The Senate bill sponsor, Sen. John Schickel (R-Boone) voted for that comprehensive sentencing reform legislation, as did Kentucky's Senate President, Robert Stivers (R-Manchester).

Speaking on the proposed legislation, Stivers said that this new bill would probably cost "in the tens of millions of dollars" but that "it is worthwhile to send a message—it's time for this to stop at whatever level for whatever drug it may be."

In 2015, Alabama enacted legislation aimed at reducing prison overcrowding, requiring low-level, nonviolent drug and property offenders be diverted from prison into alternative programs. This "Justice Reinvestment" legislation was put forward as a result of a partnership between the legislature and The Pew Center on the States and the U.S. Department of Justice.

This year, however, the same Alabama legislators that sponsored the comprehensive reform bill are in full freak-out mode when it comes to heroin.

A bill filed this year by Sen. Cam Ward (R-Alabaster) would create mandatory minimum sentences for "trafficking in fentanyl," which includes possession of a small amount of this drug or any mixture (which could include heroin). Astoundingly, the bill creates a mandatory minimum sentence of life without the possibility of parole for trafficking in just 28 grams.

"Even if it did increase the numbers on incarceration, that's okay, because this is something we need to crack down on," Ward told the Alabama Media Group.

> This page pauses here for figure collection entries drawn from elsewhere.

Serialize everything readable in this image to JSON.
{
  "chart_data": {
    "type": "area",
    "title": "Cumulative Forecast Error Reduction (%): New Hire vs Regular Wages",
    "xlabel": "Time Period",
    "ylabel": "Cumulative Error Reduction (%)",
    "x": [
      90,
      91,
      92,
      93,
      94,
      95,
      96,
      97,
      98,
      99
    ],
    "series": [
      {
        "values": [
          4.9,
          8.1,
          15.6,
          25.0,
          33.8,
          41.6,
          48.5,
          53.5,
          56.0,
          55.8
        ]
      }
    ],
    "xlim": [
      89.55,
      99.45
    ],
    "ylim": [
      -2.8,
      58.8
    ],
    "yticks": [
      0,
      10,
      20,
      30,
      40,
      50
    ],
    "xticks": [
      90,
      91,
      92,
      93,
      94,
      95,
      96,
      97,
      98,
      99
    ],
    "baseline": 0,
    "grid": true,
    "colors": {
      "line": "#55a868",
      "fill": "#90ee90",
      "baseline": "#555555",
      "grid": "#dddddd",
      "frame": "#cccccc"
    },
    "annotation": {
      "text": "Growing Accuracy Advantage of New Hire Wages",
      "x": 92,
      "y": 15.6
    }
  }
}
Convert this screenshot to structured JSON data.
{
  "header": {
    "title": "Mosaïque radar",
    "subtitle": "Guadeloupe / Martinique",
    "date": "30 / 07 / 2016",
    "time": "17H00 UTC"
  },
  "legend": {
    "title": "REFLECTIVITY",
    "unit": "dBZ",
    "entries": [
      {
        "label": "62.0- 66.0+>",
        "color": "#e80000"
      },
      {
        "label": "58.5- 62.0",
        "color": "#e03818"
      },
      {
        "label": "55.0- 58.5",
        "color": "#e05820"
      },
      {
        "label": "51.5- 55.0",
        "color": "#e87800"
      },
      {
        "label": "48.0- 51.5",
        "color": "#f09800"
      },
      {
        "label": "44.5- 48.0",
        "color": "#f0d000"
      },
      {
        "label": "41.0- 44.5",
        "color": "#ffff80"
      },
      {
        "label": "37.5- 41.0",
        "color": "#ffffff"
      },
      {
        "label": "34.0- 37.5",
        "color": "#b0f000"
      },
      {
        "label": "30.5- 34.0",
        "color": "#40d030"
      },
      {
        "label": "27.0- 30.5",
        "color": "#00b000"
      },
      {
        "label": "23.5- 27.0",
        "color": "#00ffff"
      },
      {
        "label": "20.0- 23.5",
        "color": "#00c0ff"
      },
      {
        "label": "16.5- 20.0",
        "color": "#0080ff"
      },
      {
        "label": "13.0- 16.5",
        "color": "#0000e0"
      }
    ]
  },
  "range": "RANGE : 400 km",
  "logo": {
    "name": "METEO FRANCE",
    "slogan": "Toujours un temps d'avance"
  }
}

In Idaho, Rep. John Gannon, a Democrat who voted for a criminal justice reform bill that was passed in 2011 as a part of a Justice Reinvestment initiative, sponsored a bill that would charge individuals who sell heroin to someone who dies from overdose with second degree murder—a mandatory minimum 10-year prison sentence in the state.

Other states are introducing similar bills to allow for murder or manslaughter charges for those who sell or give heroin to someone who later dies from an overdose, while others have steadily increased the number of prosecutions for these individuals, as noted in a post last year.

In Connecticut, a state that has seen its prison population at its lowest point in decades and that has enacted many positive reforms in recent years, three bills have been introduced that would increase penalties for individuals who sell heroin to someone who fatally overdoses. Two of those bills would "hold dealers criminally liable," while the other would allow dealers to be charged with homicide.

In Maryland, the governor put forward a bill that creates a new felony offense for when someone provides or sells heroin, resulting in a fatal overdose. This new offense carries up to 30 years in prison.

Prohibition and increased penalties for heroin related offenses will not solve any heroin crisis, it will only further compound all the problems legislators think it will fix. As similar responses to past drug crises have shown, these tactics only result in more loss of life, more incarceration, more spending on prisons, more wasted taxpayer dollars, and more failure. As long as heroin hysteria exists, we'll continue to see the same kind of wrongheaded policy responses.